You use the outputs from the first run (right or wrong) as answers for the second training run, and repeat. Magically it works. That's what's so surprising.
I guess a theory is because there are so many diverse ways to be wrong that they don't accumulate error... still seems surprising and would be interesting to see if it works in other domains.
It's the first thing anyone would think of (like a self-hosted compiler) but everything I've read said "it doesn't work."
EDIT: For context:
> Shumailov et al. (2024) — "AI models collapse when trained on recursively generated data" (Nature, 2024)Their hypothesis as to why this works requires a bit more knowledge about model architecture, but basically when a model generates code some positions have only one right answer and some have many valid options - but the model has to use one global confidence setting for both.
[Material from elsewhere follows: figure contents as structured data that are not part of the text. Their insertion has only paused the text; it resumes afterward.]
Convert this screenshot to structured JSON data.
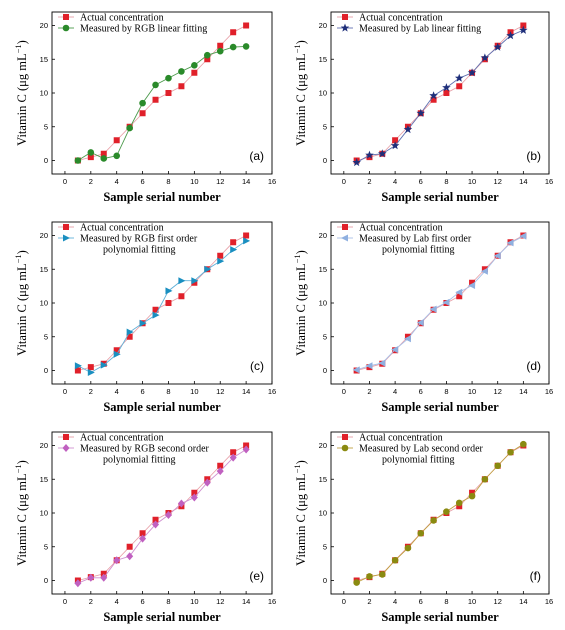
{
  "figure": {
    "xlabel": "Sample serial number",
    "ylabel": "Vitamin C (μg mL",
    "ylabel_superscript": "−1",
    "ylabel_close": ")"
  },
  "chart_data": [
    {
      "type": "line",
      "panel_label": "(a)",
      "x": [
        1,
        2,
        3,
        4,
        5,
        6,
        7,
        8,
        9,
        10,
        11,
        12,
        13,
        14
      ],
      "xlim": [
        -1,
        16
      ],
      "ylim": [
        -2,
        22
      ],
      "xticks": [
        0,
        2,
        4,
        6,
        8,
        10,
        12,
        14,
        16
      ],
      "yticks": [
        0,
        5,
        10,
        15,
        20
      ],
      "legend_position": "top-left",
      "series": [
        {
          "name": "Actual concentration",
          "color": "#e0202a",
          "line_color": "#e8a0a8",
          "marker": "square",
          "values": [
            0,
            0.5,
            1,
            3,
            5,
            7,
            9,
            10,
            11,
            13,
            15,
            17,
            19,
            20
          ]
        },
        {
          "name": "Measured by RGB linear fitting",
          "color": "#2a8a2a",
          "line_color": "#4c9a4c",
          "marker": "circle",
          "values": [
            0,
            1.2,
            0.3,
            0.7,
            4.8,
            8.5,
            11.2,
            12.2,
            13.2,
            14.1,
            15.6,
            16.2,
            16.8,
            16.9
          ]
        }
      ]
    },
    {
      "type": "line",
      "panel_label": "(b)",
      "x": [
        1,
        2,
        3,
        4,
        5,
        6,
        7,
        8,
        9,
        10,
        11,
        12,
        13,
        14
      ],
      "xlim": [
        -1,
        16
      ],
      "ylim": [
        -2,
        22
      ],
      "xticks": [
        0,
        2,
        4,
        6,
        8,
        10,
        12,
        14,
        16
      ],
      "yticks": [
        0,
        5,
        10,
        15,
        20
      ],
      "legend_position": "top-left",
      "series": [
        {
          "name": "Actual concentration",
          "color": "#e0202a",
          "line_color": "#e8a0a8",
          "marker": "square",
          "values": [
            0,
            0.5,
            1,
            3,
            5,
            7,
            9,
            10,
            11,
            13,
            15,
            17,
            19,
            20
          ]
        },
        {
          "name": "Measured by Lab linear fitting",
          "color": "#1f2f7a",
          "line_color": "#6070b0",
          "marker": "star",
          "values": [
            -0.3,
            0.8,
            1.0,
            2.2,
            4.6,
            7.0,
            9.6,
            10.8,
            12.2,
            13.0,
            15.2,
            16.8,
            18.5,
            19.3
          ]
        }
      ]
    },
    {
      "type": "line",
      "panel_label": "(c)",
      "x": [
        1,
        2,
        3,
        4,
        5,
        6,
        7,
        8,
        9,
        10,
        11,
        12,
        13,
        14
      ],
      "xlim": [
        -1,
        16
      ],
      "ylim": [
        -2,
        22
      ],
      "xticks": [
        0,
        2,
        4,
        6,
        8,
        10,
        12,
        14,
        16
      ],
      "yticks": [
        0,
        5,
        10,
        15,
        20
      ],
      "legend_position": "top-left",
      "series": [
        {
          "name": "Actual concentration",
          "color": "#e0202a",
          "line_color": "#e8a0a8",
          "marker": "square",
          "values": [
            0,
            0.5,
            1,
            3,
            5,
            7,
            9,
            10,
            11,
            13,
            15,
            17,
            19,
            20
          ]
        },
        {
          "name": "Measured by RGB first order polynomial fitting",
          "color": "#1a8fc0",
          "line_color": "#60b0d8",
          "marker": "triangle-right",
          "values": [
            0.7,
            -0.3,
            0.8,
            2.4,
            5.7,
            7.0,
            8.2,
            11.8,
            13.3,
            13.3,
            15.0,
            16.2,
            17.9,
            19.2
          ]
        }
      ]
    },
    {
      "type": "line",
      "panel_label": "(d)",
      "x": [
        1,
        2,
        3,
        4,
        5,
        6,
        7,
        8,
        9,
        10,
        11,
        12,
        13,
        14
      ],
      "xlim": [
        -1,
        16
      ],
      "ylim": [
        -2,
        22
      ],
      "xticks": [
        0,
        2,
        4,
        6,
        8,
        10,
        12,
        14,
        16
      ],
      "yticks": [
        0,
        5,
        10,
        15,
        20
      ],
      "legend_position": "top-left",
      "series": [
        {
          "name": "Actual concentration",
          "color": "#e0202a",
          "line_color": "#e8a0a8",
          "marker": "square",
          "values": [
            0,
            0.5,
            1,
            3,
            5,
            7,
            9,
            10,
            11,
            13,
            15,
            17,
            19,
            20
          ]
        },
        {
          "name": "Measured by Lab first order polynomial fitting",
          "color": "#8fb0e0",
          "line_color": "#a8c0e8",
          "marker": "triangle-left",
          "values": [
            0.1,
            0.7,
            1.1,
            3.1,
            4.7,
            7.1,
            9.1,
            10.1,
            11.6,
            12.6,
            14.7,
            17.0,
            18.9,
            19.9
          ]
        }
      ]
    },
    {
      "type": "line",
      "panel_label": "(e)",
      "x": [
        1,
        2,
        3,
        4,
        5,
        6,
        7,
        8,
        9,
        10,
        11,
        12,
        13,
        14
      ],
      "xlim": [
        -1,
        16
      ],
      "ylim": [
        -2,
        22
      ],
      "xticks": [
        0,
        2,
        4,
        6,
        8,
        10,
        12,
        14,
        16
      ],
      "yticks": [
        0,
        5,
        10,
        15,
        20
      ],
      "legend_position": "top-left",
      "series": [
        {
          "name": "Actual concentration",
          "color": "#e0202a",
          "line_color": "#e8a0a8",
          "marker": "square",
          "values": [
            0,
            0.5,
            1,
            3,
            5,
            7,
            9,
            10,
            11,
            13,
            15,
            17,
            19,
            20
          ]
        },
        {
          "name": "Measured by RGB second order polynomial fitting",
          "color": "#c060c0",
          "line_color": "#d090d0",
          "marker": "diamond",
          "values": [
            -0.4,
            0.4,
            0.4,
            3.0,
            3.6,
            6.2,
            8.3,
            9.7,
            11.4,
            12.3,
            14.5,
            16.2,
            18.2,
            19.4
          ]
        }
      ]
    },
    {
      "type": "line",
      "panel_label": "(f)",
      "x": [
        1,
        2,
        3,
        4,
        5,
        6,
        7,
        8,
        9,
        10,
        11,
        12,
        13,
        14
      ],
      "xlim": [
        -1,
        16
      ],
      "ylim": [
        -2,
        22
      ],
      "xticks": [
        0,
        2,
        4,
        6,
        8,
        10,
        12,
        14,
        16
      ],
      "yticks": [
        0,
        5,
        10,
        15,
        20
      ],
      "legend_position": "top-left",
      "series": [
        {
          "name": "Actual concentration",
          "color": "#e0202a",
          "line_color": "#e8a0a8",
          "marker": "square",
          "values": [
            0,
            0.5,
            1,
            3,
            5,
            7,
            9,
            10,
            11,
            13,
            15,
            17,
            19,
            20
          ]
        },
        {
          "name": "Measured by Lab second order polynomial fitting",
          "color": "#8a8a10",
          "line_color": "#c0a040",
          "marker": "circle",
          "values": [
            -0.3,
            0.6,
            0.9,
            3.0,
            4.8,
            7.0,
            8.9,
            10.2,
            11.5,
            12.5,
            15.0,
            17.0,
            19.0,
            20.2
          ]
        }
      ]
    }
  ]
}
Sampling with a specific temperature + a garbage-token filter, then training on those outputs, teaches the model to internalize 'be precise where there's one answer, stay open-minded where there are several' — without anyone labeling which is which.
Note that there's a lot more nuance to this and I simplified a lot.
You teach the machine by asking it to solve some problems, and then whatever answer it gives you say "That's exactly right. Now we train on those answers YOU just gave me" (even if they are wrong) and repeat. Somehow THAT works over time.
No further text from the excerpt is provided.